Use of AI in Audio Post
Redefining artistic and technical Boundaries in Sound Design for film
Introduction
The rising popularity of AI to improve performance on a specific task is undeniable. It can not go unnoticed due to its continuous reputation of unlocking indefinite possibilities whilst threatening a variety of occupations across a range of industries.
Machine Learning in audio processing has a rich history, with applications ranging from speech recognition to music generation. The field continues to advance rapidly, and new plugins with AI capabilities are regularly introduced to the market.
“One cannot fully understand these concepts by adopting a unilateral view of its study; only through the combined efforts of many different disciplines will the concept become attainable” (Miranda, 1995, p.60). Nevertheless, I am interested in a limited aspect of this evolution, where AI’s explicit knowledge-based kind of intelligent systems are used in sound design for screens. When we refer to an intelligent system, we mean one that collaborates with the user and offers useful degrees of automated reasoning to facilitate laborious and time-consuming activities (e.g. determining the proper stream of synthesis parameters for each desired individual sound).?

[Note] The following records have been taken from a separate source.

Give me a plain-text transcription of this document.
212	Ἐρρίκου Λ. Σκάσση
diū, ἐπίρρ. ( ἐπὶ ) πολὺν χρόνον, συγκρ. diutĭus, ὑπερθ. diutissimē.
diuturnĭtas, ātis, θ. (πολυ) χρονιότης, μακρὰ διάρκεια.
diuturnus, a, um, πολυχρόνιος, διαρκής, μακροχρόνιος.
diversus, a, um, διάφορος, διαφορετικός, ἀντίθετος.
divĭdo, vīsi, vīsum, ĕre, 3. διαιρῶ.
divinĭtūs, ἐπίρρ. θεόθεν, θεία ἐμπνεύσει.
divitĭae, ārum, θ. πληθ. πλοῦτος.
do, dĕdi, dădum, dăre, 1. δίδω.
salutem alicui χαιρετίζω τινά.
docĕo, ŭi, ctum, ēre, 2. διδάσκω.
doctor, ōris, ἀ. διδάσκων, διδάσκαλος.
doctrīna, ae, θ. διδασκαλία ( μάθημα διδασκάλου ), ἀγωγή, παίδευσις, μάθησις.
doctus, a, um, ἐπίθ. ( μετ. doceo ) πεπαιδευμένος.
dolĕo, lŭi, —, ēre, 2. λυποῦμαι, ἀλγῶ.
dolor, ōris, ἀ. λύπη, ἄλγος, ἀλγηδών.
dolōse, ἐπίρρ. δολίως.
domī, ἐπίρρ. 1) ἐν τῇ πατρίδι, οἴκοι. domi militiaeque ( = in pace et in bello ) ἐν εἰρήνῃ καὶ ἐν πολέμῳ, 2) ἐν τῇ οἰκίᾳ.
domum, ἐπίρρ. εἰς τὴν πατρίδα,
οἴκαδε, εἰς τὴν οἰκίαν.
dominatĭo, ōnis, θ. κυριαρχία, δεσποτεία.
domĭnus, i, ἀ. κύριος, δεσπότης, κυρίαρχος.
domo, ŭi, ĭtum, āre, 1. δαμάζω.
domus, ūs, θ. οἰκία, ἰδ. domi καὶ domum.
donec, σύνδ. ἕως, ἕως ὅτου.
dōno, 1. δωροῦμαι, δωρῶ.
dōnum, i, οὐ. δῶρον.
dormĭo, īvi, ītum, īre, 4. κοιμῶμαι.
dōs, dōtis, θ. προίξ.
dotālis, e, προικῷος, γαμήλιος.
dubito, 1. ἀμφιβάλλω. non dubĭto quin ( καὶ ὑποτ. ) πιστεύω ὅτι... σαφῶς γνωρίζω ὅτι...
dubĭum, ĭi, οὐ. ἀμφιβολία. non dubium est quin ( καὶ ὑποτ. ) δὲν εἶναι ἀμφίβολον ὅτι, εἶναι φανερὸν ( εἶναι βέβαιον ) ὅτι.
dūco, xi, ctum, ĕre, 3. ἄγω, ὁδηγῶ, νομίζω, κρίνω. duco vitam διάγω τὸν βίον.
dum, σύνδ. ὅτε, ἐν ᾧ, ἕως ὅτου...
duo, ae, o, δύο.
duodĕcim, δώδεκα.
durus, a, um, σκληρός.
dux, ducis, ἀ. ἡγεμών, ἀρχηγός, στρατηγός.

“Sound in audiovisual media does not merely complement images. Instead, the two channels together engage audio-vision, a special mode of perception that transforms both seeing and hearing.” (Chion, 1994, p.3.) This description of sound design for the screen itself is very human irrespective of the technical nature of the process. The perception of an audio professional is required to instigate the art of sound design.“We know that mental imagery is commonly evoked by auditory phenomena. Mental imagery activates areas of the brain related to memory and perception and evokes an emotional response, affecting engagement and impacting consumer perception and choice. In other words, mental imagery influences the way a stimulus is processed and perceived, and it follows then that we should attempt to understand what mental imagery our sound design evokes in users” (Collins and Johnston, 2023, p.125). It can be interesting to observe how this human skill transcends into a machine’s understanding of the job in a technical as well as artistic sense. What is the future scope in the enhancement of the existing performance of this technology in terms of practical utility and its impact on the concerned media’s experience (Film, Television, Video Games and VR).
By investigating the historical relevance, recent developments, ethical considerations regarding its use by sound designers and other audio professionals and the artistic and technical utility of AI in sound design for screen, we can analyze the scope for the future of AI in sound for screen. To undertake this investigation into applying machine learning and artificial intelligence (AI) techniques for creative objectives, such as sound design for films I’ve chosen to cover the data after the end of the 20th, As this industry often followed established industry practices and traditions. Professionals relied on conventional methods and tools, and there may have been resistance to adopting AI due to unfamiliarity or scepticism about its effectiveness or possibly the lack of processing capabilities of professional devices before the early 2000s.
Theoretical and Historical Analysis
Machine learning has a long history. The convergence of AI and audio processing technologies has led to the evolution of its use in screen sound.?
Researchers led by Professor Barry Vercoe in the late 1990s explored how machine learning algorithms could be used to create, interpret, and modify audio signals. The research has significant significance as it sheds light on machine learning's ability to understand the nuances of audio signals and meaningfully alter them. This groundbreaking work served as a basis for later advancements in AI-driven audio processing, inspiring scientists, engineers, and industry professionals to push the boundaries of what was achievable in the realm of sound design and synthesis for example AIVA (Artificial Intelligence Virtual Artist) and Google Magenta.?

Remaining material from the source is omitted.